Dallas, Texas 05/23/2014 (FINANCIALSTRENDS) – The stock of Zynga Inc. (NASDAQ:ZNGA) was recently reiterated a “sell” rating by the team of analysts at TheStreet with a ratings score of D+. The analysts at TheStreet reaffirmed their rating following certain concerns including weak operating cash flow and not so impressive net income growth. The analysts believe that these concerns could make it difficult for shareholders to achieve positive results as compared to the other stocks the research firm covers.
Rating Updates:
Many equities research analysts have recently commented on the stock of Zynga Inc. (NASDAQ:ZNGA) including investment analysts at Piper Jaffray who cut their price target for the stock to $4.50 from their previously set target price of $5 in a research note released on Thursday, May 22, 2014. The new price target suggests around 36.36% potential upside from Zynga’s previous close. Investment analysts at Benchmark Co. raised their price target for the stock of Zynga Inc. to $3.52 from their previously announced target price of $3.46.
Equity analysts at Barclays also raised their price target for the stock to $5 from a previously set target price of $4.50. The new target price essentially suggests a potential upside of approximately 51.5% from the stock’s previous day closing price. The analysts now maintain an “equal weight” rating for the stock. Analysts at Canaccord Genuity also raised their price target for the stock to $5 from $4.40 and they now maintain a “hold” rating for the stock.

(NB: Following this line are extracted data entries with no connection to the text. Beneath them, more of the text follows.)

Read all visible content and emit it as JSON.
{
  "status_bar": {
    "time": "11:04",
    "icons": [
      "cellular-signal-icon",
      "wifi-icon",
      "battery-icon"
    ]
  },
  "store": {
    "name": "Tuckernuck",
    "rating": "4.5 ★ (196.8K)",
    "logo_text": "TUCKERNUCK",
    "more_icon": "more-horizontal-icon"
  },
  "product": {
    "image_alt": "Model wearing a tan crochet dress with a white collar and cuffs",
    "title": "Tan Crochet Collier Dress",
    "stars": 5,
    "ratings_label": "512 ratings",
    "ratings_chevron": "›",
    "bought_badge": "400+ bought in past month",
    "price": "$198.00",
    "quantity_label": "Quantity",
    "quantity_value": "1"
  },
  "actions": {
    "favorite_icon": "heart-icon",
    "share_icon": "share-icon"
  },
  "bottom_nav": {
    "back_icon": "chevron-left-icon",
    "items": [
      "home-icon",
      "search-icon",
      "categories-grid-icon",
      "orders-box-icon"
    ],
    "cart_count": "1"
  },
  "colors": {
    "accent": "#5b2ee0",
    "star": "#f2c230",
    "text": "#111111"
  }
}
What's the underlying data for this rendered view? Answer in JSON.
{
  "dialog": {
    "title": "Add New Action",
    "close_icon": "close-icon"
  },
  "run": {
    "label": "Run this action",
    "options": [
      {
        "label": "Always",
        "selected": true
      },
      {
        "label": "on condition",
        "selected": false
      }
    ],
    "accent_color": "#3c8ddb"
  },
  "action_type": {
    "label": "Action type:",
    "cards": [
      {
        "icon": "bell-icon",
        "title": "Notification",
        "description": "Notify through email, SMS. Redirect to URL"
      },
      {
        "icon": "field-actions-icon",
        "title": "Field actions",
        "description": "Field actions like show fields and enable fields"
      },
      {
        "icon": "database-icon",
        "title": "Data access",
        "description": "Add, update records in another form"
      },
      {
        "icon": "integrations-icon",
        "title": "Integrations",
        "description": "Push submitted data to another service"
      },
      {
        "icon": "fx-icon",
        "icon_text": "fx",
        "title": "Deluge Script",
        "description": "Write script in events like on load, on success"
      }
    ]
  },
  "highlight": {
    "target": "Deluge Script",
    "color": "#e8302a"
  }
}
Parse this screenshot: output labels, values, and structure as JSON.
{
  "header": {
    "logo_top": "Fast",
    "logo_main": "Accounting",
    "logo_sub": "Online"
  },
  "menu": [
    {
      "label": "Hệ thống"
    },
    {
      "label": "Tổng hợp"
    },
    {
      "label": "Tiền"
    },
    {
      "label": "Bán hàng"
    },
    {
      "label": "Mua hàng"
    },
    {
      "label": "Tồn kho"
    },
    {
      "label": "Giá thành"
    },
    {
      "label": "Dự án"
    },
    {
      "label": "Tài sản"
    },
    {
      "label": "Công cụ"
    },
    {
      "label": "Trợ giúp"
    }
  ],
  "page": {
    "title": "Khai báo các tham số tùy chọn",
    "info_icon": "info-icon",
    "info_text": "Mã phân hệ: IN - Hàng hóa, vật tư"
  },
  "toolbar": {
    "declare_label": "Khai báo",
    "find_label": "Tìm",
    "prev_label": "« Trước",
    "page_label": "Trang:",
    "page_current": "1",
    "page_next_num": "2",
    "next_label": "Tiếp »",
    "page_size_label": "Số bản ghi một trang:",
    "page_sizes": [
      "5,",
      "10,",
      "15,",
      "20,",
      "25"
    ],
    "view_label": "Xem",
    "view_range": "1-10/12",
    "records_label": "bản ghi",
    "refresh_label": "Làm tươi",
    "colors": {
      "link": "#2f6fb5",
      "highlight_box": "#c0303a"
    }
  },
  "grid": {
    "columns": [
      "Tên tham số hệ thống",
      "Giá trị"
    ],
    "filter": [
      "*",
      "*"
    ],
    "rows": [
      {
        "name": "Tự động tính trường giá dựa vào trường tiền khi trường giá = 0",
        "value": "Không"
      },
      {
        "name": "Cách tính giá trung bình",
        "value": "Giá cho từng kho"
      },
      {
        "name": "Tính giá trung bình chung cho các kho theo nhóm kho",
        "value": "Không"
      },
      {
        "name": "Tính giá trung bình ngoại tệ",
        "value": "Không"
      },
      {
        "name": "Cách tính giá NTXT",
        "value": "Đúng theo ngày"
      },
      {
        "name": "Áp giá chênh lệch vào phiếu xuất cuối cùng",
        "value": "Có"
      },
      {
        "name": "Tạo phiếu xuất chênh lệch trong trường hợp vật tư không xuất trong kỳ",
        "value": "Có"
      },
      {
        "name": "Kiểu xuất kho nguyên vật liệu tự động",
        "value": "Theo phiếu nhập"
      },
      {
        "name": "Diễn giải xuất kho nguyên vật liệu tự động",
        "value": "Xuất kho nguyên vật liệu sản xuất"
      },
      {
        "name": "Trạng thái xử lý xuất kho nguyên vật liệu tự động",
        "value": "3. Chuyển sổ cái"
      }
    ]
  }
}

Consensus Rating and Stock Performance:
The stock of Zynga Inc. (NASDAQ:ZNGA) has been assigned a “sell” rating by two analysts; a “hold” rating by ten analysts; and a “buy” rating by one analyst. Zynga is currently having a consensus rating of “hold” with an average price target of $4.53. On Thursday, the stock lost 2.65% and closed at $3.30. The stock is trading close to its 52 week low of $2.50 as compared to its 52 week high of $5.89.